Mustafa Safa Ozdayi,Charith Peris,Jack FitzGerald,Christophe Dupuy,Jimit Majmudar,Haidar Khan,Rahil Parikh,Rahul Gupta
2023-05-19
Abstract:Large Language Models (LLMs) are known to memorize significant portions of their training data. Parts of this memorized content have been shown to be extractable by simply querying the model, which poses a privacy risk. We present a novel approach which uses prompt-tuning to control the extraction rates of memorized content in LLMs. We present two prompt training strategies to increase and decrease extraction rates, which correspond to an attack and a defense, respectively. We demonstrate the effectiveness of our techniques by using models from the GPT-Neo family on a public benchmark. For the 1.3B parameter GPT-Neo model, our attack yields a 9.3 percentage point increase in extraction rate compared to our baseline. Our defense can be tuned to achieve different privacy-utility trade-offs by a user-specified hyperparameter. We achieve an extraction rate reduction of up to 97.7% relative to our baseline, with a perplexity increase of 16.9%.

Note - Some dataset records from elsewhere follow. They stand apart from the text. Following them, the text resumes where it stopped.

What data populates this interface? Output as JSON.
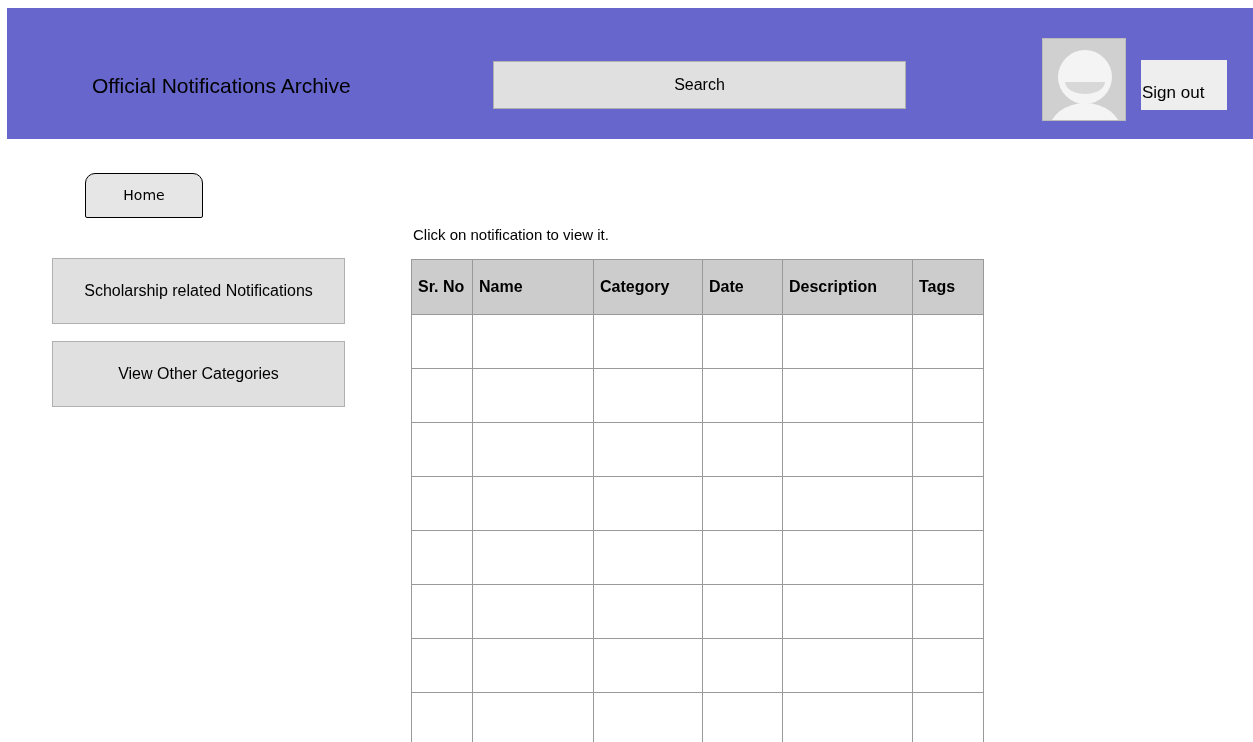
{
  "header": {
    "title": "Official Notifications Archive",
    "search": {
      "label": "Search"
    },
    "sign_out": "Sign out"
  },
  "home_button": "Home",
  "sidebar": {
    "items": [
      {
        "label": "Scholarship related Notifications"
      },
      {
        "label": "View Other Categories"
      }
    ]
  },
  "hint": "Click on notification to view it.",
  "table": {
    "columns": [
      "Sr. No",
      "Name",
      "Category",
      "Date",
      "Description",
      "Tags"
    ]
  }
}
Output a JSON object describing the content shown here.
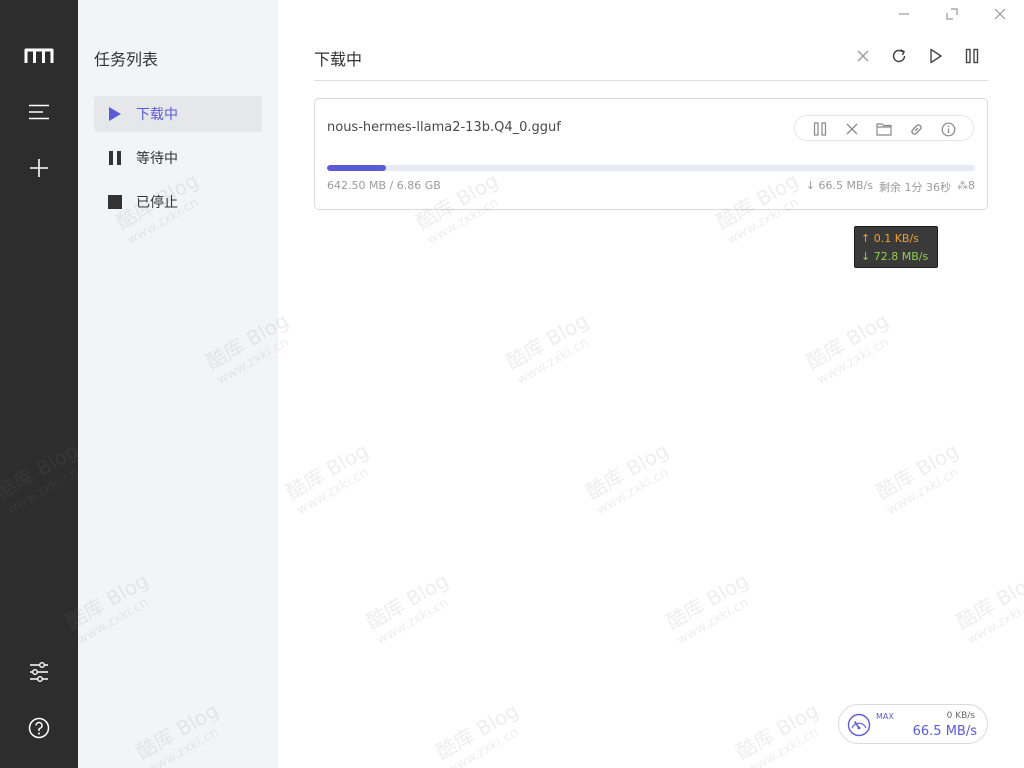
{
  "rail": {
    "logo_icon": "motrix-logo-icon",
    "menu_icon": "menu-lines-icon",
    "add_icon": "plus-icon",
    "settings_icon": "sliders-icon",
    "help_icon": "help-circle-icon"
  },
  "sidebar": {
    "title": "任务列表",
    "items": [
      {
        "label": "下载中",
        "icon": "play-icon",
        "active": true
      },
      {
        "label": "等待中",
        "icon": "pause-icon",
        "active": false
      },
      {
        "label": "已停止",
        "icon": "stop-icon",
        "active": false
      }
    ]
  },
  "window_controls": [
    "minimize-icon",
    "maximize-icon",
    "close-icon"
  ],
  "main": {
    "title": "下载中",
    "toolbar_icons": [
      "close-icon",
      "refresh-icon",
      "play-icon",
      "pause-icon"
    ]
  },
  "task": {
    "name": "nous-hermes-llama2-13b.Q4_0.gguf",
    "progress_fraction": 0.091,
    "size": "642.50 MB / 6.86 GB",
    "speed": "↓ 66.5 MB/s",
    "remaining": "剩余 1分 36秒",
    "connections": "⁂8",
    "action_icons": [
      "pause-icon",
      "close-icon",
      "folder-icon",
      "link-icon",
      "info-icon"
    ]
  },
  "tooltip": {
    "upload": "↑ 0.1 KB/s",
    "download": "↓ 72.8 MB/s"
  },
  "speedometer": {
    "max_label": "MAX",
    "upload": "0 KB/s",
    "download": "66.5 MB/s"
  },
  "watermark": {
    "brand": "酷库 Blog",
    "url": "www.zxki.cn"
  },
  "colors": {
    "accent": "#5b5bd6",
    "rail_bg": "#2d2d2d",
    "sidebar_bg": "#f3f4f6"
  }
}
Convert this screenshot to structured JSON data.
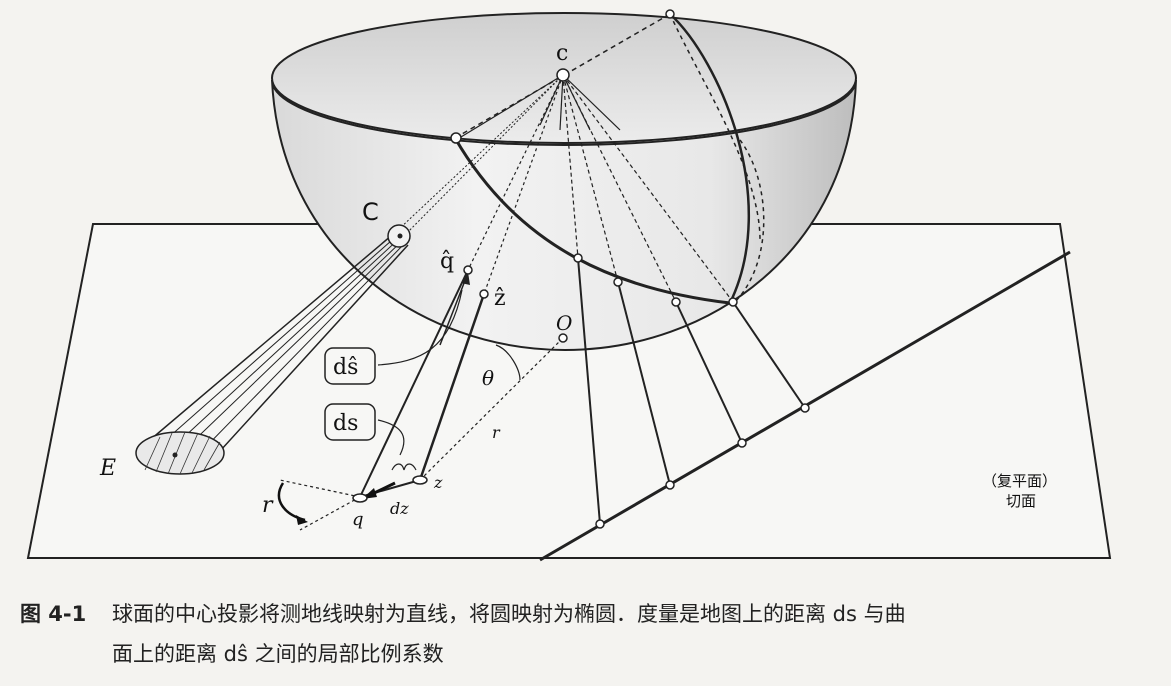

Computation and Language,Artificial Intelligence
What problem does this paper attempt to address?
The paper primarily focuses on the issue of data memorization in large language models (LLMs) and proposes a novel method to control the extraction rate of memorized data in these models. Specifically, the paper addresses the following key issues: 1. **Problem Background**: Large language models memorize a significant amount of training data during the training process, which can lead to the leakage of private information through simple queries, posing a privacy risk. 2. **Research Objective**: Develop a method to control the efficiency of extracting memorized data from large language models, aiming to both increase the extraction rate for attack testing and decrease the extraction rate as a defensive measure. 3. **Solution**: The paper proposes using prompt-tuning to achieve the aforementioned goals. This method includes two strategies: - **Attack Strategy**: Increase the extraction rate of memorized content to assess potential privacy risks. - **Defense Strategy**: Decrease the extraction rate of memorized content to protect the model from attacks. 4. **Technical Details**: The authors use continuous soft prompts and adjust these prompts to control the model's behavior. In the attack setting, prompts are optimized to increase the generation probability of specific sequences; in the defense setting, a "learning threshold" is introduced to train the prompts, thereby reducing the leakage of sensitive data. 5. **Experimental Results**: The paper demonstrates that for different sizes of GPT-Neo models, adjusting parameters such as prompt length and suffix size can effectively increase or decrease the extraction rate of memorized data. Additionally, the impact of different hyperparameters on the defense effectiveness is discussed, as well as the effectiveness of the proposed defense method compared to baseline models not trained on the same dataset. In summary, this paper provides an innovative method that can effectively control the extraction of memorized data in large language models, which is significant for assessing and mitigating potential privacy risks.